In another village, Russian soldiers herded women into a basement, with the intention of raping them one by one.  

Some perpetrators are likely to be convicted murderers and sex offenders who have been conscripted in exchange for pardons from President Putin. 

A Global Rights Compliance spokesman said: “The new team will support the implementation of a victim- and witness-oriented approach to its operations, which is designed to support Ukraine’s response mechanisms to conflict-related sexual violence at every stage of the investigation.

This work will include assisting evidence-gathering by local authorities, supporting the analysis of this data with officials in the prosecutor’s office and enabling safe and secure support processes.”

The continuing development of effective Ukrainian conflict-related sexual violence policies and legislation is aimed at ensuring more perpetrators are brought to account and the largest number of innocent Ukrainian survivors possible receives the support and see the justice they deserve. 
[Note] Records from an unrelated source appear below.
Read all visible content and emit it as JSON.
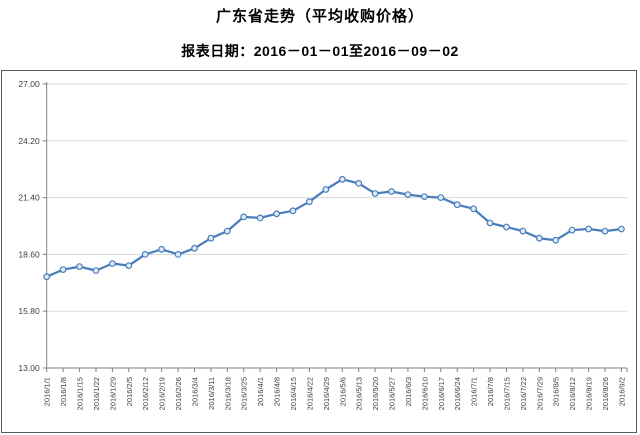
{
  "header": {
    "title": "广东省走势（平均收购价格）",
    "subtitle": "报表日期：2016－01－01至2016－09－02"
  },
  "chart_data": {
    "type": "line",
    "title": "广东省走势（平均收购价格）",
    "subtitle": "报表日期：2016－01－01至2016－09－02",
    "categories": [
      "2016/1/1",
      "2016/1/8",
      "2016/1/15",
      "2016/1/22",
      "2016/1/29",
      "2016/2/5",
      "2016/2/12",
      "2016/2/19",
      "2016/2/26",
      "2016/3/4",
      "2016/3/11",
      "2016/3/18",
      "2016/3/25",
      "2016/4/1",
      "2016/4/8",
      "2016/4/15",
      "2016/4/22",
      "2016/4/29",
      "2016/5/6",
      "2016/5/13",
      "2016/5/20",
      "2016/5/27",
      "2016/6/3",
      "2016/6/10",
      "2016/6/17",
      "2016/6/24",
      "2016/7/1",
      "2016/7/8",
      "2016/7/15",
      "2016/7/22",
      "2016/7/29",
      "2016/8/5",
      "2016/8/12",
      "2016/8/19",
      "2016/8/26",
      "2016/9/2"
    ],
    "values": [
      17.5,
      17.85,
      18.0,
      17.8,
      18.15,
      18.05,
      18.6,
      18.85,
      18.6,
      18.9,
      19.4,
      19.75,
      20.45,
      20.4,
      20.6,
      20.75,
      21.2,
      21.8,
      22.3,
      22.1,
      21.6,
      21.7,
      21.55,
      21.45,
      21.4,
      21.05,
      20.85,
      20.15,
      19.95,
      19.75,
      19.4,
      19.3,
      19.8,
      19.85,
      19.75,
      19.85
    ],
    "ylim": [
      13.0,
      27.0
    ],
    "yticks": [
      27.0,
      24.2,
      21.4,
      18.6,
      15.8,
      13.0
    ],
    "ytick_labels": [
      "27.00",
      "24.20",
      "21.40",
      "18.60",
      "15.80",
      "13.00"
    ],
    "xlabel": "",
    "ylabel": "",
    "grid": true,
    "legend": "none",
    "marker": "circle",
    "colors": {
      "line": "#4a7ebb",
      "marker_fill": "#e1ebf7",
      "marker_stroke": "#4a7ebb",
      "grid": "#d8d8d8",
      "axis": "#808080",
      "tick_text": "#404040",
      "frame_border": "#595959"
    }
  }
}
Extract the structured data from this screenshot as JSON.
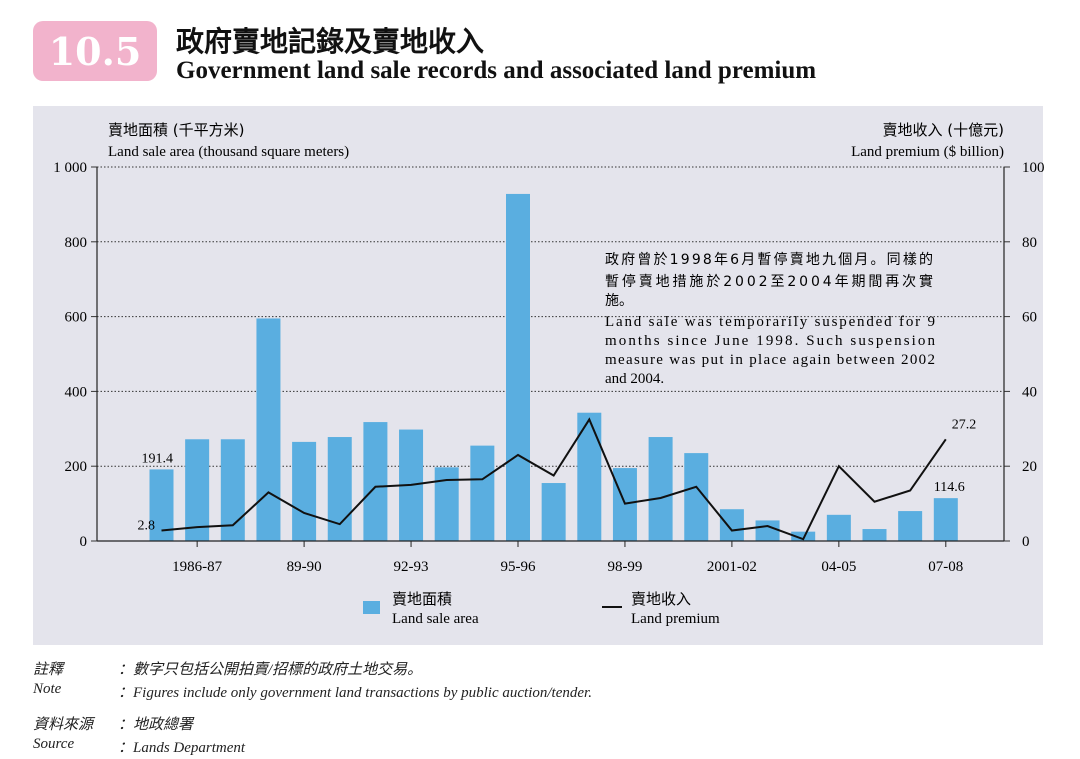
{
  "header": {
    "number": "10.5",
    "title_zh": "政府賣地記錄及賣地收入",
    "title_en": "Government land sale records and associated land premium"
  },
  "colors": {
    "bar": "#5aaee0",
    "line": "#111111",
    "badge": "#f2b3cc",
    "panel": "#e4e4ec"
  },
  "axes": {
    "left_title_zh": "賣地面積 (千平方米)",
    "left_title_en": "Land sale area (thousand square meters)",
    "right_title_zh": "賣地收入 (十億元)",
    "right_title_en": "Land premium ($ billion)"
  },
  "annotation": {
    "zh_line1": "政府曾於1998年6月暫停賣地九個月。同樣的",
    "zh_line2": "暫停賣地措施於2002至2004年期間再次實",
    "zh_line3": "施。",
    "en_line1": "Land sale was temporarily suspended for 9",
    "en_line2": "months since June 1998.  Such suspension",
    "en_line3": "measure was put in place again between 2002",
    "en_line4": "and 2004."
  },
  "legend": {
    "bar_zh": "賣地面積",
    "bar_en": "Land sale area",
    "line_zh": "賣地收入",
    "line_en": "Land premium"
  },
  "notes": {
    "note_label_zh": "註釋",
    "note_text_zh": "：數字只包括公開拍賣/招標的政府土地交易。",
    "note_label_en": "Note",
    "note_text_en": "：Figures include only government land transactions by public auction/tender.",
    "source_label_zh": "資料來源",
    "source_text_zh": "：地政總署",
    "source_label_en": "Source",
    "source_text_en": "：Lands Department"
  },
  "chart_data": {
    "type": "bar",
    "x_tick_labels": [
      "1986-87",
      "89-90",
      "92-93",
      "95-96",
      "98-99",
      "2001-02",
      "04-05",
      "07-08"
    ],
    "x_tick_positions": [
      1,
      4,
      7,
      10,
      13,
      16,
      19,
      22
    ],
    "series": [
      {
        "name": "Land sale area",
        "axis": "left",
        "type": "bar",
        "values": [
          191.4,
          272,
          272,
          595,
          265,
          278,
          318,
          298,
          197,
          255,
          928,
          155,
          343,
          195,
          278,
          235,
          85,
          55,
          25,
          70,
          32,
          80,
          114.6
        ]
      },
      {
        "name": "Land premium",
        "axis": "right",
        "type": "line",
        "values": [
          2.8,
          3.7,
          4.2,
          13,
          7.5,
          4.5,
          14.5,
          15,
          16.3,
          16.5,
          23,
          17.5,
          32.5,
          10,
          11.5,
          14.5,
          2.8,
          4,
          0.5,
          20,
          10.5,
          13.5,
          27.2
        ]
      }
    ],
    "value_labels": {
      "first_bar": "191.4",
      "first_line": "2.8",
      "last_bar": "114.6",
      "last_line": "27.2"
    },
    "ylim_left": [
      0,
      1000
    ],
    "ylim_right": [
      0,
      100
    ],
    "y_ticks_left": [
      "0",
      "200",
      "400",
      "600",
      "800",
      "1 000"
    ],
    "y_ticks_right": [
      "0",
      "20",
      "40",
      "60",
      "80",
      "100"
    ],
    "grid": true,
    "legend_position": "bottom"
  }
}
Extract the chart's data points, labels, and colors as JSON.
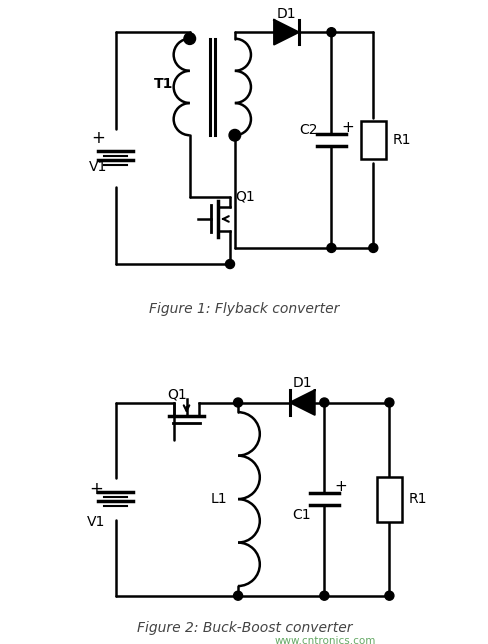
{
  "fig_width": 4.89,
  "fig_height": 6.44,
  "dpi": 100,
  "bg_color": "#ffffff",
  "line_color": "#000000",
  "line_width": 1.5,
  "fig1_caption": "Figure 1: Flyback converter",
  "fig2_caption": "Figure 2: Buck-Boost converter",
  "watermark": "www.cntronics.com"
}
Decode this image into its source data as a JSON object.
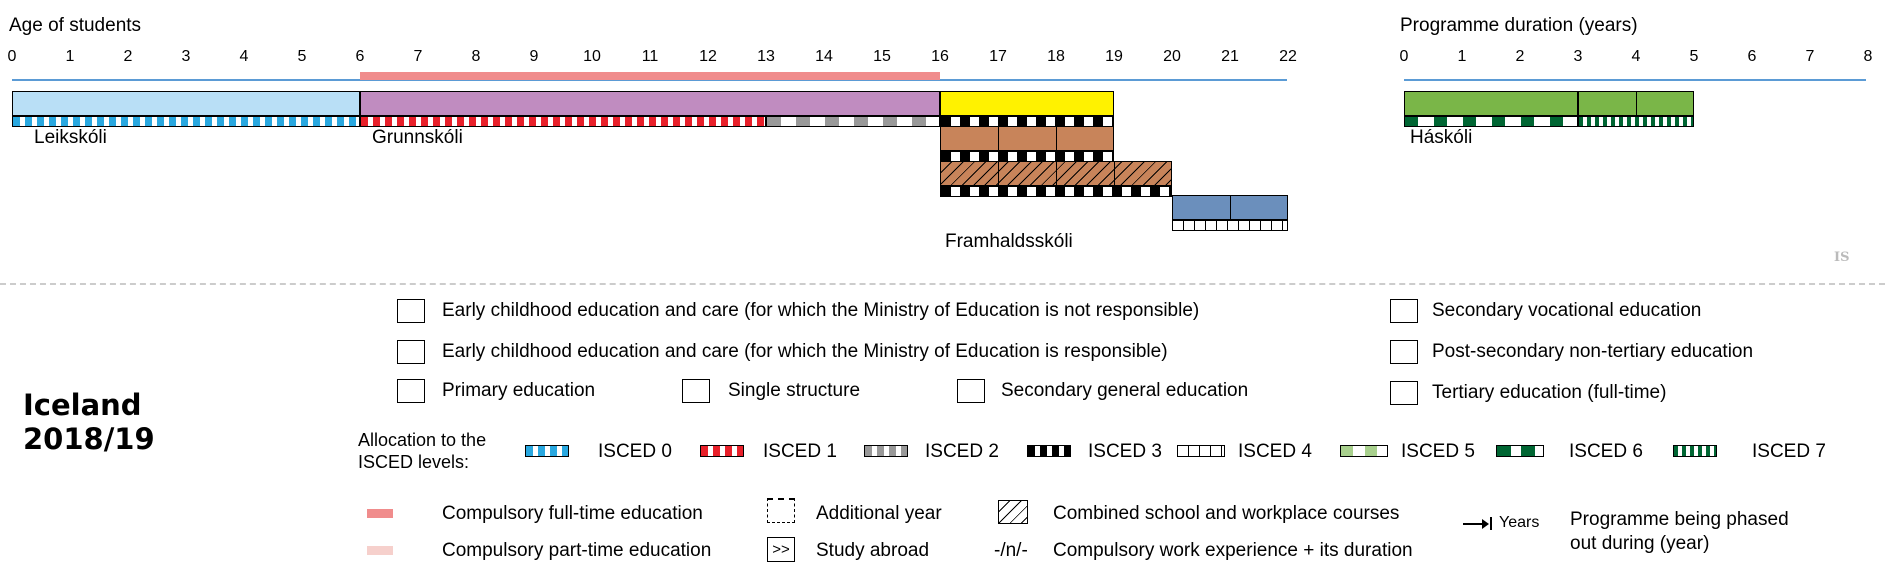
{
  "age_axis": {
    "title": "Age of students",
    "ticks": [
      "0",
      "1",
      "2",
      "3",
      "4",
      "5",
      "6",
      "7",
      "8",
      "9",
      "10",
      "11",
      "12",
      "13",
      "14",
      "15",
      "16",
      "17",
      "18",
      "19",
      "20",
      "21",
      "22"
    ]
  },
  "duration_axis": {
    "title": "Programme duration (years)",
    "ticks": [
      "0",
      "1",
      "2",
      "3",
      "4",
      "5",
      "6",
      "7",
      "8"
    ]
  },
  "compulsory_full_time": {
    "from_age": 6,
    "to_age": 16,
    "color": "#f08c8c"
  },
  "programmes": [
    {
      "name": "Leikskóli",
      "type": "ecec-ministry",
      "from": 0,
      "to": 6,
      "isced": "0",
      "color": "#b9dff6",
      "year_dividers": []
    },
    {
      "name": "Grunnskóli",
      "type": "single-structure",
      "from": 6,
      "to": 16,
      "isced_segments": [
        {
          "isced": "1",
          "from": 6,
          "to": 13
        },
        {
          "isced": "2",
          "from": 13,
          "to": 16
        }
      ],
      "color": "#c08cc0",
      "year_dividers": []
    },
    {
      "type": "secondary-general",
      "from": 16,
      "to": 19,
      "isced": "3",
      "color": "#fff200",
      "year_dividers": []
    },
    {
      "type": "secondary-vocational",
      "from": 16,
      "to": 19,
      "isced": "3",
      "color": "#c8845a",
      "year_dividers": [
        17,
        18
      ]
    },
    {
      "type": "secondary-vocational-combined",
      "from": 16,
      "to": 20,
      "isced": "3",
      "color": "#c8845a",
      "combined": true,
      "year_dividers": [
        17,
        18,
        19
      ]
    },
    {
      "type": "post-secondary",
      "from": 20,
      "to": 22,
      "isced": "4",
      "color": "#6b8fbc",
      "year_dividers": [
        21
      ]
    }
  ],
  "framhaldsskoli_label": "Framhaldsskóli",
  "tertiary": {
    "name": "Háskóli",
    "color": "#7ab648",
    "bachelor": {
      "from": 0,
      "to": 3,
      "isced": "6"
    },
    "master": {
      "from": 3,
      "to": 5,
      "isced": "7",
      "year_dividers": [
        4
      ]
    }
  },
  "country_code": "IS",
  "country": {
    "name": "Iceland",
    "year": "2018/19"
  },
  "legend": {
    "ecec_not_responsible": {
      "label": "Early childhood education and care (for which the Ministry of Education is not responsible)",
      "color": "#00a6e0"
    },
    "ecec_responsible": {
      "label": "Early childhood education and care (for which the Ministry of Education is responsible)",
      "color": "#b9dff6"
    },
    "primary": {
      "label": "Primary education",
      "color": "#f39c1f"
    },
    "single_structure": {
      "label": "Single structure",
      "color": "#c08cc0"
    },
    "secondary_general": {
      "label": "Secondary general education",
      "color": "#fff200"
    },
    "secondary_vocational": {
      "label": "Secondary vocational education",
      "color": "#c8845a"
    },
    "post_secondary": {
      "label": "Post-secondary non-tertiary education",
      "color": "#6b8fbc"
    },
    "tertiary": {
      "label": "Tertiary education (full-time)",
      "color": "#7ab648"
    },
    "allocation_title": "Allocation to the ISCED levels:",
    "isced_levels": [
      "ISCED 0",
      "ISCED 1",
      "ISCED 2",
      "ISCED 3",
      "ISCED 4",
      "ISCED 5",
      "ISCED 6",
      "ISCED 7"
    ],
    "compulsory_full_time": "Compulsory full-time education",
    "compulsory_part_time": "Compulsory part-time education",
    "additional_year": "Additional year",
    "study_abroad": "Study abroad",
    "study_abroad_symbol": ">>",
    "combined": "Combined school and workplace courses",
    "work_experience_symbol": "-/n/-",
    "work_experience": "Compulsory work experience + its duration",
    "years_symbol": "Years",
    "phased_out": "Programme being phased out during (year)"
  }
}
In a separate development, the UK is providing training to a group of 90 Ukrainian judges to help them carry out war crimes trials for Russian soldiers, it was announced yesterday.

With each town freed by the Ukrainian forces, the scale of the atrocities committed by Putin’s forces is becoming more apparent, and as part of a £2.5 million investment scheme, UK judges will offer their services to ensure such acts do not go unpunished.

Attorney General Victoria Prentis hoped the prosecution of Russian soldiers would convince those still fighting that they “must act in accordance with international law”.

Sir Howard Morrison, a British judge running the training said it was possible “senior Russians” could be brought in front of a tribunal.